俺の嫁に何をする!

うめおかか

第1話 

 テストの終わる終礼のベルと共に、大学の校門へ向かって駆けていた。

 長かったテスト期間、ようやくアルバイトと両立の日々とひとまずおさらばして、明日からは待ちに待った夏休み、放課後のアルバイトも今日は休んだ。だからこそ、一番心配している事に集中することができた。

 髪を振り乱しながら、晴天の空の下を走り続ける。七月中旬に走ると、滝のように汗が流れ落ちる。空いた左手で額の汗を拭いながらも、走ることをやめようとはしなかった。

「おーい、 かい……こら、待て!」

 親友が手を振っても、名を呼ばれた喜多見きたみ海はひたすら校門を目指し続けた。

 あとで侘びの印として昼でも奢ろう、弁当持参だからコンビニ弁当でも買ってやればいい、それで許してもらおうと頭の片隅で思いながらも、立ち止まることは決してなかった。

 下校する生徒の合間を縫って、たどり着いた校門にはちょっとした人だかりが出来上がっていた。

 その様子に、海は露骨に嫌な表情を浮かべた。

 ――またか。

 正直、この場で怒鳴ってしまいところだったが、それは迷惑かつ注目を浴びるだけだ。

 だがそうだと理解していても、人間の理性に限界というものもまた存在する。

 理性が切れる境界線は人それぞれだ。

 海は必死に人だかりを書き分けて、その原因を目の当たりにした瞬間、ぷつりと理性の糸が切れたのを感じた。

「何してるんだ!」

 つい数十秒前の冷静な考えは、すでに海の脳裏には残っていない。

「あ?」

 海の怒声に振り返ったのは、数人の男子大学生だった。その大学生たちに言い寄られている女は、あっと声を漏らすが男たちに視界を遮られてしまう。

「この女は俺たちが……」

「彼女から離れろ」

 怒りを含ませた声に、騒ぎを見ていたギャラリーは驚くが、男たちからは怯む様子は見られなかった。

「なんだ、横取りするのかよ?」

 男たちのリーダー格と思われる人物が、海を睨み付けてくる。が、それに海もまた怯むことはなかった。

「横取りじゃない」

「じゃあ、なんだってんだよ!?」

 野次が飛んでくる。それにも海は動じることはなかった。手に力がこもるが、学校前でさすがに喧嘩するわけにはいかない。

「俺の……」

 鋭い眼光で真剣に、海は感情を全てぶつけるかのように叫ぶ。

「俺の嫁に何をするんだ!」

 その言葉に、駆けつけてきた親友金井かねい雄太ゆうたは、大きく嘆息をしてしまったのだった。
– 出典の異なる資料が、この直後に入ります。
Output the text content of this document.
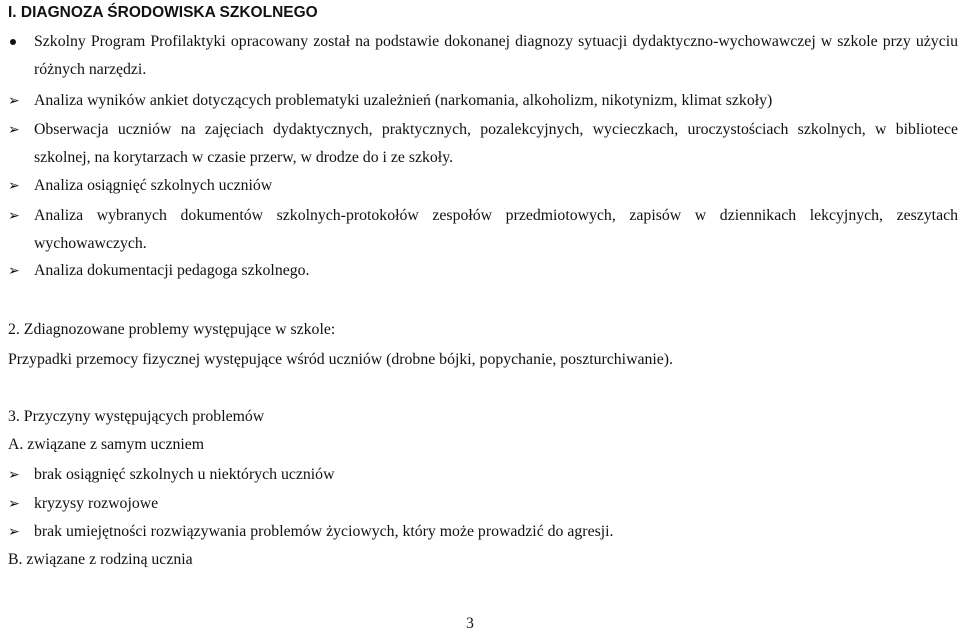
I. DIAGNOZA ŚRODOWISKA SZKOLNEGO
Szkolny Program Profilaktyki opracowany został na podstawie dokonanej diagnozy sytuacji dydaktyczno-wychowawczej w szkole przy użyciu różnych narzędzi.
➢ Analiza wyników ankiet dotyczących problematyki uzależnień (narkomania, alkoholizm, nikotynizm, klimat szkoły)
➢ Obserwacja uczniów na zajęciach dydaktycznych, praktycznych, pozalekcyjnych, wycieczkach, uroczystościach szkolnych, w bibliotece szkolnej, na korytarzach w czasie przerw, w drodze do i ze szkoły.
➢ Analiza osiągnięć szkolnych uczniów
➢ Analiza wybranych dokumentów szkolnych-protokołów zespołów przedmiotowych, zapisów w dziennikach lekcyjnych, zeszytach wychowawczych.
➢ Analiza dokumentacji pedagoga szkolnego.
2. Zdiagnozowane problemy występujące w szkole:
Przypadki przemocy fizycznej występujące wśród uczniów (drobne bójki, popychanie, poszturchiwanie).
3. Przyczyny występujących problemów
A. związane z samym uczniem
➢ brak osiągnięć szkolnych u niektórych uczniów
➢ kryzysy rozwojowe
➢ brak umiejętności rozwiązywania problemów życiowych, który może prowadzić do agresji.
B. związane z rodziną ucznia
3
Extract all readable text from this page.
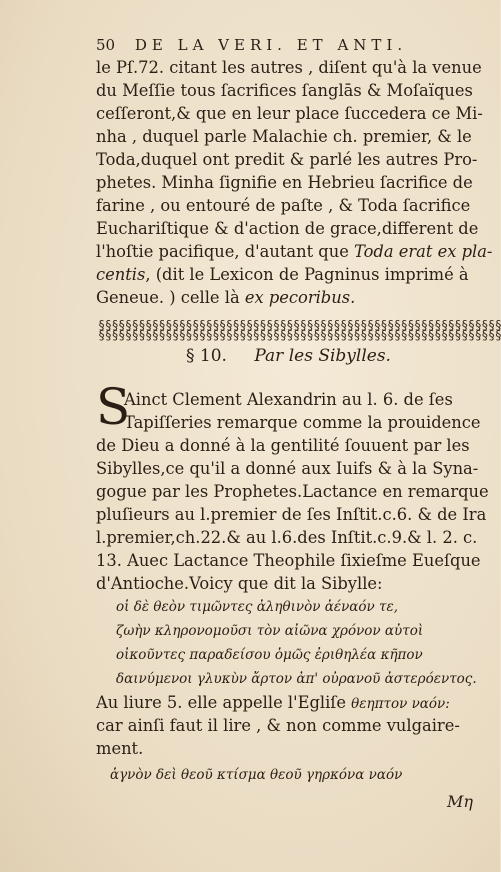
50 DE LA VERI. ET ANTI.
le Pſ.72. citant les autres , diſent qu'à la venue
du Meſſie tous ſacrifices ſanglās & Moſaïques
ceſſeront,& que en leur place ſuccedera ce Mi-
nha , duquel parle Malachie ch. premier, & le
Toda,duquel ont predit & parlé les autres Pro-
phetes. Minha ſignifie en Hebrieu ſacrifice de
farine , ou entouré de paſte , & Toda ſacrifice
Euchariſtique & d'action de grace,different de
l'hoſtie pacifique, d'autant que Toda erat ex pla-
centis, (dit le Lexicon de Pagninus imprimé à
Geneue. ) celle là ex pecoribus.
§§§§§§§§§§§§§§§§§§§§§§§§§§§§§§§§§§§§§§§§§§§§§§§§§§§§§§§§§§§§
§§§§§§§§§§§§§§§§§§§§§§§§§§§§§§§§§§§§§§§§§§§§§§§§§§§§§§§§§§§§
§ 10. Par les Sibylles.
S
Ainct Clement Alexandrin au l. 6. de ſes
Tapiſſeries remarque comme la prouidence
de Dieu a donné à la gentilité ſouuent par les
Sibylles,ce qu'il a donné aux Iuifs & à la Syna-
gogue par les Prophetes.Lactance en remarque
pluſieurs au l.premier de ſes Inſtit.c.6. & de Ira
l.premier,ch.22.& au l.6.des Inſtit.c.9.& l. 2. c.
13. Auec Lactance Theophile ſixieſme Eueſque
d'Antioche.Voicy que dit la Sibylle:
οἱ δὲ θεὸν τιμῶντες ἀληθινὸν ἀέναόν τε,
ζωὴν κληρονομοῦσι τὸν αἰῶνα χρόνον αὐτοὶ
οἰκοῦντες παραδείσου ὁμῶς ἐριθηλέα κῆπον
δαινύμενοι γλυκὺν ἄρτον ἀπ' οὐρανοῦ ἀστερόεντος.
Au liure 5. elle appelle l'Egliſe θεηπτον ναόν:
car ainſi faut il lire , & non comme vulgaire-
ment.
ἁγνὸν δεὶ θεοῦ κτίσμα θεοῦ γηρκόνα ναόν
Μη
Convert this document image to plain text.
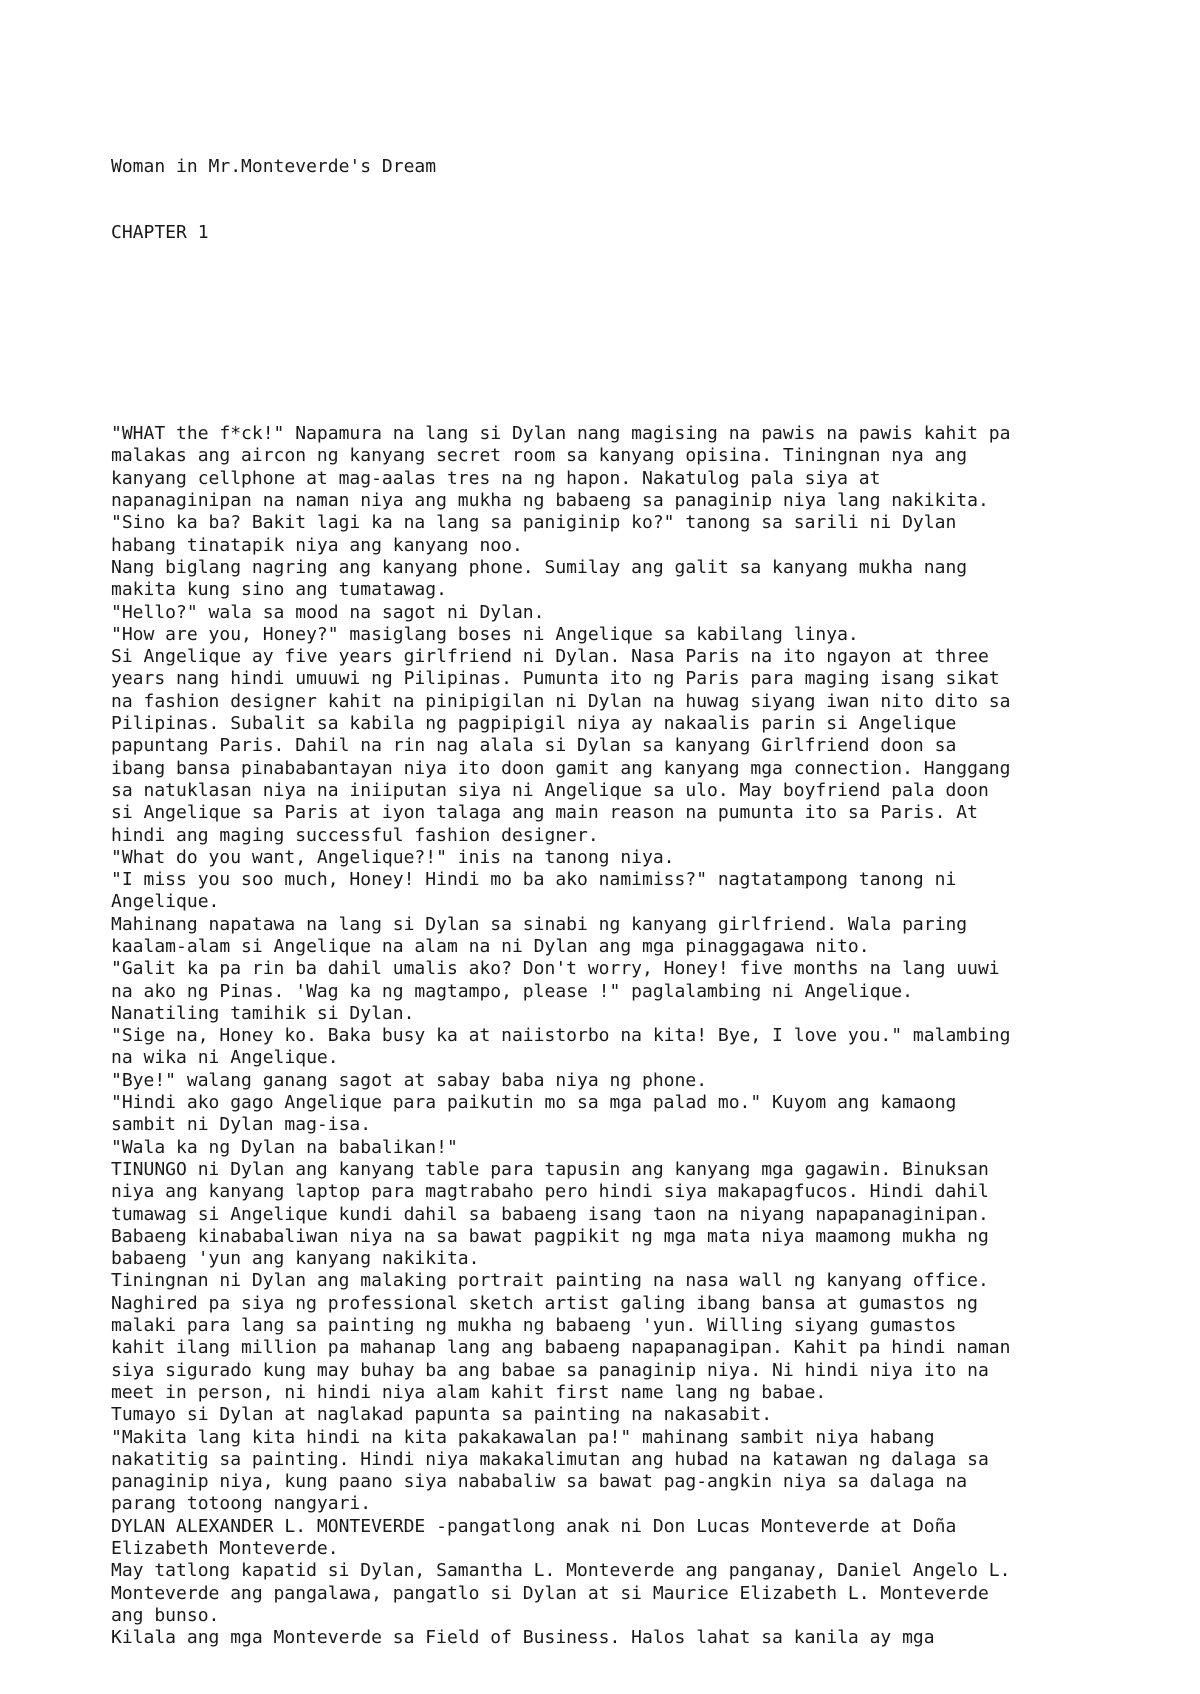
Woman in Mr.Monteverde's Dream

CHAPTER 1

"WHAT the f*ck!" Napamura na lang si Dylan nang magising na pawis na pawis kahit pa
malakas ang aircon ng kanyang secret room sa kanyang opisina. Tiningnan nya ang
kanyang cellphone at mag-aalas tres na ng hapon. Nakatulog pala siya at
napanaginipan na naman niya ang mukha ng babaeng sa panaginip niya lang nakikita.
"Sino ka ba? Bakit lagi ka na lang sa paniginip ko?" tanong sa sarili ni Dylan
habang tinatapik niya ang kanyang noo.
Nang biglang nagring ang kanyang phone. Sumilay ang galit sa kanyang mukha nang
makita kung sino ang tumatawag.
"Hello?" wala sa mood na sagot ni Dylan.
"How are you, Honey?" masiglang boses ni Angelique sa kabilang linya.
Si Angelique ay five years girlfriend ni Dylan. Nasa Paris na ito ngayon at three
years nang hindi umuuwi ng Pilipinas. Pumunta ito ng Paris para maging isang sikat
na fashion designer kahit na pinipigilan ni Dylan na huwag siyang iwan nito dito sa
Pilipinas. Subalit sa kabila ng pagpipigil niya ay nakaalis parin si Angelique
papuntang Paris. Dahil na rin nag alala si Dylan sa kanyang Girlfriend doon sa
ibang bansa pinababantayan niya ito doon gamit ang kanyang mga connection. Hanggang
sa natuklasan niya na iniiputan siya ni Angelique sa ulo. May boyfriend pala doon
si Angelique sa Paris at iyon talaga ang main reason na pumunta ito sa Paris. At
hindi ang maging successful fashion designer.
"What do you want, Angelique?!" inis na tanong niya.
"I miss you soo much, Honey! Hindi mo ba ako namimiss?" nagtatampong tanong ni
Angelique.
Mahinang napatawa na lang si Dylan sa sinabi ng kanyang girlfriend. Wala paring
kaalam-alam si Angelique na alam na ni Dylan ang mga pinaggagawa nito.
"Galit ka pa rin ba dahil umalis ako? Don't worry, Honey! five months na lang uuwi
na ako ng Pinas. 'Wag ka ng magtampo, please !" paglalambing ni Angelique.
Nanatiling tamihik si Dylan.
"Sige na, Honey ko. Baka busy ka at naiistorbo na kita! Bye, I love you." malambing
na wika ni Angelique.
"Bye!" walang ganang sagot at sabay baba niya ng phone.
"Hindi ako gago Angelique para paikutin mo sa mga palad mo." Kuyom ang kamaong
sambit ni Dylan mag-isa.
"Wala ka ng Dylan na babalikan!"
TINUNGO ni Dylan ang kanyang table para tapusin ang kanyang mga gagawin. Binuksan
niya ang kanyang laptop para magtrabaho pero hindi siya makapagfucos. Hindi dahil
tumawag si Angelique kundi dahil sa babaeng isang taon na niyang napapanaginipan.
Babaeng kinababaliwan niya na sa bawat pagpikit ng mga mata niya maamong mukha ng
babaeng 'yun ang kanyang nakikita.
Tiningnan ni Dylan ang malaking portrait painting na nasa wall ng kanyang office.
Naghired pa siya ng professional sketch artist galing ibang bansa at gumastos ng
malaki para lang sa painting ng mukha ng babaeng 'yun. Willing siyang gumastos
kahit ilang million pa mahanap lang ang babaeng napapanagipan. Kahit pa hindi naman
siya sigurado kung may buhay ba ang babae sa panaginip niya. Ni hindi niya ito na
meet in person, ni hindi niya alam kahit first name lang ng babae.
Tumayo si Dylan at naglakad papunta sa painting na nakasabit.
"Makita lang kita hindi na kita pakakawalan pa!" mahinang sambit niya habang
nakatitig sa painting. Hindi niya makakalimutan ang hubad na katawan ng dalaga sa
panaginip niya, kung paano siya nababaliw sa bawat pag-angkin niya sa dalaga na
parang totoong nangyari.
DYLAN ALEXANDER L. MONTEVERDE -pangatlong anak ni Don Lucas Monteverde at Doña
Elizabeth Monteverde.
May tatlong kapatid si Dylan, Samantha L. Monteverde ang panganay, Daniel Angelo L.
Monteverde ang pangalawa, pangatlo si Dylan at si Maurice Elizabeth L. Monteverde
ang bunso.
Kilala ang mga Monteverde sa Field of Business. Halos lahat sa kanila ay mga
 アイスコーヒーのストローを加えたまま、雄太は目の前に座る海に説教をしていた。

「ったく、いい加減に学べお前は!」

「いや、でも俺の……」

「それは腐るほど聞いたわ!」

 喫茶店内の客に迷惑にならないよう気をつけながら、雄太は海に向かって叫んだ。

「そうじゃないだろうが」

「あの、雄太さん」

 海の隣で静かにアイスティーを飲みながら聞いていたのは、人垣を作ってしまった原因であり、俺の嫁と呼ばれた美和みわだった。美人で深窓の令嬢のようにおとなしい雰囲気、アメリカ人のクォーターだけあって、容姿端麗でふわふわとしたライトブラウンの髪も、青い瞳も美しかった。

 だからこそ、彼女は昔からナンパされ続けていて、変装をしたこともあった。雑誌にスカウトされることもあったが、全て断っている。

 その事情を海も、そして雄太もよく知っている。これぐらいで怒ってはきりがない、と毎回騒動を起こす海に言う言葉だ。

「私もいけないんです。変装していけば……」

「いや、美和ちゃんが悪いわけじゃない。こいつがもう少し冷静にならないといけないんだ」

 申し訳なさそうに、アイスコーヒーを飲み続ける海に、雄太は眼光を鋭くする。

「いちいちナンパしてくる馬鹿の相手してたらきりがないだろうが。そもそも今に始まった話じゃないだろうが」

 グラスの底に残ったコーヒーを吸いながら、雄太は眉間に皺を寄せたのだった。